When Trevorrow refers to “real people in the real world, such as E.T.,” he seems to be talking more about the humans who took in the extra-terrestrial, with E.T. himself being the proverbial “one thing different” in an otherwise normal world. Likewise, with Indiana Jones, Trevorrow mentions how the character gets hurt, something we see in the “Raiders of the Lost Ark” scene above, where Harrison Ford’s character examines his bumps and bruises — and then takes another accidental hit to the head as Marion Ravenwood (Karen Allen) rotates the mirror.
Having Indy be physically vulnerable like this raises the stakes for his adventures and helps situate him within a quasi-realistic “reel world,” you might call it. So it goes with the characters of “Jurassic Park,” who display emotional vulnerabilities along with the physical ones that leave Ian Malcolm, for instance, laid up with an injury after the T. Rex escapes its paddock and attacks his jeep. /Film’s Jeremy Mathai recently argued that the best scene in “Jurassic Park” doesn’t involve dinosaurs at all: it’s the one where park owner John Hammond (Richard Attenborough) talks about the failure of his flea circus to Dern’s character, Dr. Ellie Satler, over ice cream.
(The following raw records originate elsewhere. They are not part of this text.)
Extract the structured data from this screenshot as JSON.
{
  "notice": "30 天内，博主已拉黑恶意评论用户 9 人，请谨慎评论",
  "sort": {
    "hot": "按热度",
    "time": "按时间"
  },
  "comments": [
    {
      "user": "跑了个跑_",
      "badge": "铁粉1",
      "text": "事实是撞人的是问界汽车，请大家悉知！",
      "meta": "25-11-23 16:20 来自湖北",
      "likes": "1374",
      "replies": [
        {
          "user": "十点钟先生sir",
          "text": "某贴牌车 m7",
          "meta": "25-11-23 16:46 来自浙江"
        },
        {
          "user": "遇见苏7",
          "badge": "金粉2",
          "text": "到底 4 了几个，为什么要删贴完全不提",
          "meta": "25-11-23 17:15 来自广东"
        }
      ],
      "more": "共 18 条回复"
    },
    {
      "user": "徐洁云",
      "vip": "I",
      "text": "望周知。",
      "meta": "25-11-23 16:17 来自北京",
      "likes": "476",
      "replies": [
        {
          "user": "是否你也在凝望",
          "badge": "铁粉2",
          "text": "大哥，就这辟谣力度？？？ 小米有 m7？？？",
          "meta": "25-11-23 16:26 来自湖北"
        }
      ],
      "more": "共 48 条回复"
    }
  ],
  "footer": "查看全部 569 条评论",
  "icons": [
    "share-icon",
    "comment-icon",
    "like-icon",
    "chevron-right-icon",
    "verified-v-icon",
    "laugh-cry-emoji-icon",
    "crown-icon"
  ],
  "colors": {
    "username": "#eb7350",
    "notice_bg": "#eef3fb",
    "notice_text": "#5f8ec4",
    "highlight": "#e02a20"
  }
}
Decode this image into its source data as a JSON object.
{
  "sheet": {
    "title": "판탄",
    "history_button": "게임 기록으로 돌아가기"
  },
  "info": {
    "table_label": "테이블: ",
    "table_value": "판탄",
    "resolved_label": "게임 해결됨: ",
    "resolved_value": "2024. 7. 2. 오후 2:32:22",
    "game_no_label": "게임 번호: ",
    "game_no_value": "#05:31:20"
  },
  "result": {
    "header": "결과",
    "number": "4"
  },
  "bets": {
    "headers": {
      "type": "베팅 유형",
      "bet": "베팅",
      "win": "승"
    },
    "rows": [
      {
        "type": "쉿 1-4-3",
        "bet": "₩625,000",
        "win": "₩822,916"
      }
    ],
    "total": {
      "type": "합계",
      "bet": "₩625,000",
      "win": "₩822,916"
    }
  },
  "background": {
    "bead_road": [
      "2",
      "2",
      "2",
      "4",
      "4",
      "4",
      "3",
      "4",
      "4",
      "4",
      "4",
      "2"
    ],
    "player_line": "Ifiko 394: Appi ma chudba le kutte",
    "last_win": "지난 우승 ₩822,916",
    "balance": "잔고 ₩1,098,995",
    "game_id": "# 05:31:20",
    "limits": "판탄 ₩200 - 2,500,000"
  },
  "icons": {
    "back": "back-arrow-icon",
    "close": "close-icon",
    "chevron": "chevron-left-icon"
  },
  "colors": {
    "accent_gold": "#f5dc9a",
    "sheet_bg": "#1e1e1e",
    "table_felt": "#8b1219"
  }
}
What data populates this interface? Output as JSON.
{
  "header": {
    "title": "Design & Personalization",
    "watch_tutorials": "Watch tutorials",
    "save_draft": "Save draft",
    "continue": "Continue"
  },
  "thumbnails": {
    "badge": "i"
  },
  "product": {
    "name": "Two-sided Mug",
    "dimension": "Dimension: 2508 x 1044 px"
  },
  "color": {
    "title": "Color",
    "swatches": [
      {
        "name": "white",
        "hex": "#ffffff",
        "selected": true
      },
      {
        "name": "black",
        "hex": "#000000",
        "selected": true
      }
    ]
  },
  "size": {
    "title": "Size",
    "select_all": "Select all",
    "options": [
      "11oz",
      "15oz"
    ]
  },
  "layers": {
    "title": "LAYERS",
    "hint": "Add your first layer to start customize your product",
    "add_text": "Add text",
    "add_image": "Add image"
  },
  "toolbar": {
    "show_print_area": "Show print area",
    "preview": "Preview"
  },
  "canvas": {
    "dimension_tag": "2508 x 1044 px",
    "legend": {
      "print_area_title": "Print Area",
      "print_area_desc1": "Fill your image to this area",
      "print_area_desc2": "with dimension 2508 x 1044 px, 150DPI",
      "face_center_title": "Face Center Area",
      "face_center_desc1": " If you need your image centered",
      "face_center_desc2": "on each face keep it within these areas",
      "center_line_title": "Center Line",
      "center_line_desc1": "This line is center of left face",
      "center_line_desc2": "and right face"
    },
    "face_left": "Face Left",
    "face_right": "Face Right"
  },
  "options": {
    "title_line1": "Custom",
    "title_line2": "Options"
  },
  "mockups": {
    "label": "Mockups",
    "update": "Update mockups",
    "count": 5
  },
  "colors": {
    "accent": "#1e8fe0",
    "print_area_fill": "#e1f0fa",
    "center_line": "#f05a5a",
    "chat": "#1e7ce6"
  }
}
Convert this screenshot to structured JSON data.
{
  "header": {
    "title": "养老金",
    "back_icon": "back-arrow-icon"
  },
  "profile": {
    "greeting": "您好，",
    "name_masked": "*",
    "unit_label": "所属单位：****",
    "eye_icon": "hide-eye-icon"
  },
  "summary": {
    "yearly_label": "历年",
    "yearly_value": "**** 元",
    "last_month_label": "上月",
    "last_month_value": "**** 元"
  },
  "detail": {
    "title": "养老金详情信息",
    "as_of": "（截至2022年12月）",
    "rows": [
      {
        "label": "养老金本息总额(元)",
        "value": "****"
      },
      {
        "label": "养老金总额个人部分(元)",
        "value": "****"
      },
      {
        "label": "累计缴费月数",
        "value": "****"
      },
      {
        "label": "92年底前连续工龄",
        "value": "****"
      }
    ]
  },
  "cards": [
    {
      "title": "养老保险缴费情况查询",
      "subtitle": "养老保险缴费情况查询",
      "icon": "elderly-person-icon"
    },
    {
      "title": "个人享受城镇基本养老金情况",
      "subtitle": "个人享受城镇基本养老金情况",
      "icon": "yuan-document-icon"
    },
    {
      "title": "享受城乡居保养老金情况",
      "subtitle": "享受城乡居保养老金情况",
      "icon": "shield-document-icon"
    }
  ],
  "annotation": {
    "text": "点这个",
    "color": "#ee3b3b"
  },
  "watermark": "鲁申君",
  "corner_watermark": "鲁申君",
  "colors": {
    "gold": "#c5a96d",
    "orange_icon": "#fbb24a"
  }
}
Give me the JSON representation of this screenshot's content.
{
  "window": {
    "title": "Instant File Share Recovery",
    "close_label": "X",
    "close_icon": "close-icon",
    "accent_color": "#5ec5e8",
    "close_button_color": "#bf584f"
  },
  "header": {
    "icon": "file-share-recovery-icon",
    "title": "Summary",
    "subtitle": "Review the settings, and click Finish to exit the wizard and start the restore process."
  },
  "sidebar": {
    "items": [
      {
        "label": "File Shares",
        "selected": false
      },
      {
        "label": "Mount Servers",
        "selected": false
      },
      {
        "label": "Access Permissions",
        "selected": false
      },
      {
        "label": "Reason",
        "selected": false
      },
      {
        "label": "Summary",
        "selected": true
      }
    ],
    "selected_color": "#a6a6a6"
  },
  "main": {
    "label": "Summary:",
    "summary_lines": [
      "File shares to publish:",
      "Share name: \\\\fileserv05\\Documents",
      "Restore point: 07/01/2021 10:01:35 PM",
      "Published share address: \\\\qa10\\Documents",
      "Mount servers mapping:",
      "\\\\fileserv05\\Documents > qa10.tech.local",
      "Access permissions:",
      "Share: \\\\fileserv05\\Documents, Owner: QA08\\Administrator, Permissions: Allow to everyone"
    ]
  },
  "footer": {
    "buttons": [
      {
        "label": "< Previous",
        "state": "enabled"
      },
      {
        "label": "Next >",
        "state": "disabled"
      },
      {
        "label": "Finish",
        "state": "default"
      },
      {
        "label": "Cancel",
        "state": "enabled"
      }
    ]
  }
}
Scenes like these keep the elements of the fantastic in Spielberg’s films anchored to relatable human moments. Whether Trevorrow successfully recaptures any of this Spielbergian magic in “Jurassic World: Dominion” is for the viewer to decide, but it’s good to know that Spielberg himself was there to help coach, and of course, his advice has applications beyond this one film to really any narrative that future storytellers seeking to follow in his footsteps might conceive.